From the Editor: June 2005
Britain’s hardest-hitting motorboat magazine
When you’re blessed with the quick reactions, steady nerve and unshakable conviction that make you a six-time World Champion in one of the world’s most extreme sports, you’re not easily taken aback. But we almost managed to rattle Britain’s offshore powerboat racing legend Steve Curtis this month.
There he was, turning up in Hamble to test our pick of the best 35ft-37ft sportscruiser hulls on the market, gagging to be let loose on the Windys and Fairlines of this world and compare their handling, seakeeping, manoeuvrability and cornering…and one of the boats sitting patiently on the pontoons stuck out like Handy Andy at a debutantes’ ball.
With no plush sunloungers, no electric sunroof, no stylishly raked radar arch, a windscreen that’s swept forward rather than back, and a curious little upper helm perching precariously above a utilitarian wheelhouse, surely the Botnia Targa 35 wasn’t one of the chosen few? You could sense what Steve was thinking: that we’d dialled the wrong boatyard when we were asking to borrow a Targa.

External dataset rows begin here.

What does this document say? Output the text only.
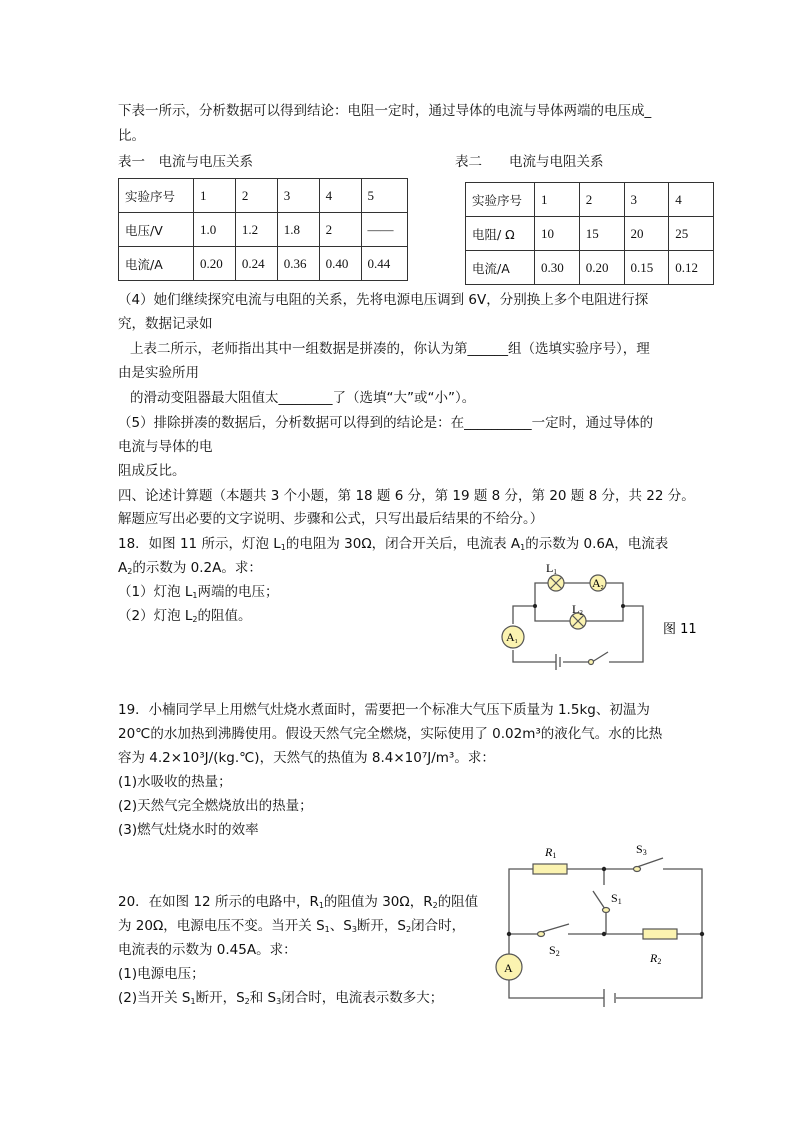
下表一所示，分析数据可以得到结论：电阻一定时，通过导体的电流与导体两端的电压成_
比。
（4）她们继续探究电流与电阻的关系，先将电源电压调到 6V，分别换上多个电阻进行探
究，数据记录如
上表二所示，老师指出其中一组数据是拼凑的，你认为第______组（选填实验序号），理
由是实验所用
的滑动变阻器最大阻值太________了（选填“大”或“小”）。
（5）排除拼凑的数据后，分析数据可以得到的结论是：在__________一定时，通过导体的
电流与导体的电
阻成反比。
四、论述计算题（本题共 3 个小题，第 18 题 6 分，第 19 题 8 分，第 20 题 8 分，共 22 分。
解题应写出必要的文字说明、步骤和公式，只写出最后结果的不给分。）
18．如图 11 所示，灯泡 $L_1$的电阻为 30Ω，闭合开关后，电流表 $A_1$的示数为 0.6A，电流表
$A_2$的示数为 0.2A。求：
（1）灯泡 $L_1$两端的电压；
（2）灯泡 $L_2$的阻值。
19．小楠同学早上用燃气灶烧水煮面时，需要把一个标准大气压下质量为 1.5kg、初温为
20℃的水加热到沸腾使用。假设天然气完全燃烧，实际使用了 0.02m³的液化气。水的比热
容为 4.2×10³J/(kg.℃)，天然气的热值为 8.4×10⁷J/m³。求：
(1)水吸收的热量；
(2)天然气完全燃烧放出的热量；
(3)燃气灶烧水时的效率
20．在如图 12 所示的电路中，$R_1$的阻值为 30Ω，$R_2$的阻值
为 20Ω，电源电压不变。当开关 $S_1$、$S_3$断开，$S_2$闭合时，
电流表的示数为 0.45A。求：
(1)电源电压；
(2)当开关 $S_1$断开，$S_2$和 $S_3$闭合时，电流表示数多大；
表一　电流与电压关系	表二　　电流与电阻关系
实验序号	1	2	3	4	5
电压/V	1.0	1.2	1.8	2	——
电流/A	0.20	0.24	0.36	0.40	0.44
实验序号	1	2	3	4
电阻/ Ω	10	15	20	25
电流/A	0.30	0.20	0.15	0.12
L1
L2
A2
A1
图 11
R1	S3
S1
S2	R2
A
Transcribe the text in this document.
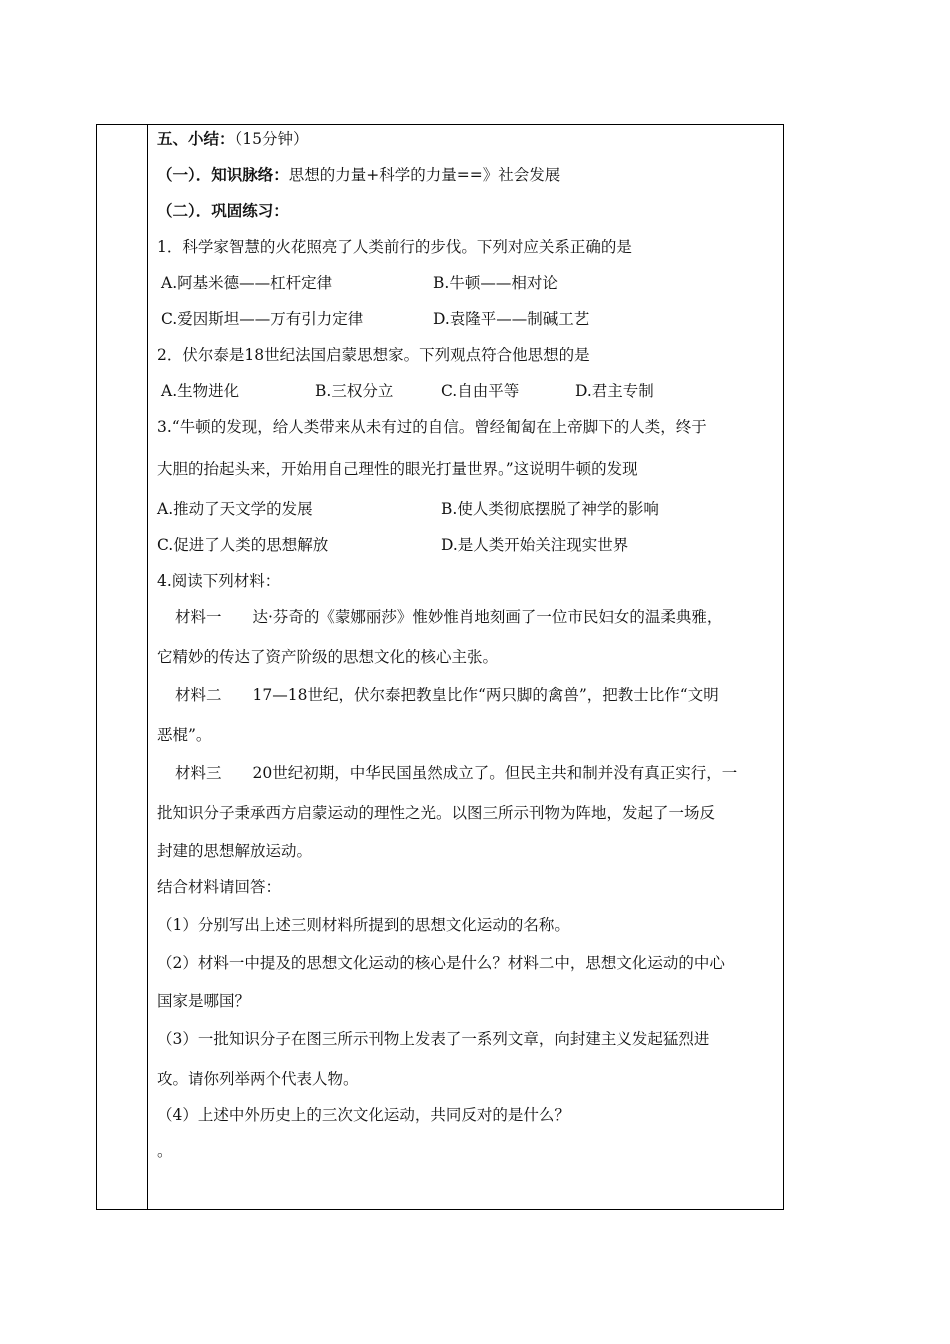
五、小结：（15分钟）
（一）．知识脉络：思想的力量+科学的力量==》社会发展
（二）．巩固练习：
1．科学家智慧的火花照亮了人类前行的步伐。下列对应关系正确的是
A.阿基米德——杠杆定律	B.牛顿——相对论
C.爱因斯坦——万有引力定律	D.袁隆平——制碱工艺
2．伏尔泰是18世纪法国启蒙思想家。下列观点符合他思想的是
A.生物进化	B.三权分立	C.自由平等	D.君主专制
3.“牛顿的发现，给人类带来从未有过的自信。曾经匍匐在上帝脚下的人类，终于
大胆的抬起头来，开始用自己理性的眼光打量世界。”这说明牛顿的发现
A.推动了天文学的发展	B.使人类彻底摆脱了神学的影响
C.促进了人类的思想解放	D.是人类开始关注现实世界
4.阅读下列材料：
材料一　　达·芬奇的《蒙娜丽莎》惟妙惟肖地刻画了一位市民妇女的温柔典雅，
它精妙的传达了资产阶级的思想文化的核心主张。
材料二　　17—18世纪，伏尔泰把教皇比作“两只脚的禽兽”，把教士比作“文明
恶棍”。
材料三　　20世纪初期，中华民国虽然成立了。但民主共和制并没有真正实行，一
批知识分子秉承西方启蒙运动的理性之光。以图三所示刊物为阵地，发起了一场反
封建的思想解放运动。
结合材料请回答：
（1）分别写出上述三则材料所提到的思想文化运动的名称。
（2）材料一中提及的思想文化运动的核心是什么？材料二中，思想文化运动的中心
国家是哪国？
（3）一批知识分子在图三所示刊物上发表了一系列文章，向封建主义发起猛烈进
攻。请你列举两个代表人物。
（4）上述中外历史上的三次文化运动，共同反对的是什么？
。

But we hadn’t. To read the full story of one of the most revealing tests we have ever done, you’ll have to turn to page 26, but suffice it to say that the flying Finn more than held its own — in company that included the promised contenders from Windy and Fairline, plus a modern-day Fairey and the reigning MBM Sportscruiser Of The Year.
We never expected anything less, actually. At Motor Boats Monthly, we have always believed in championing substance over style.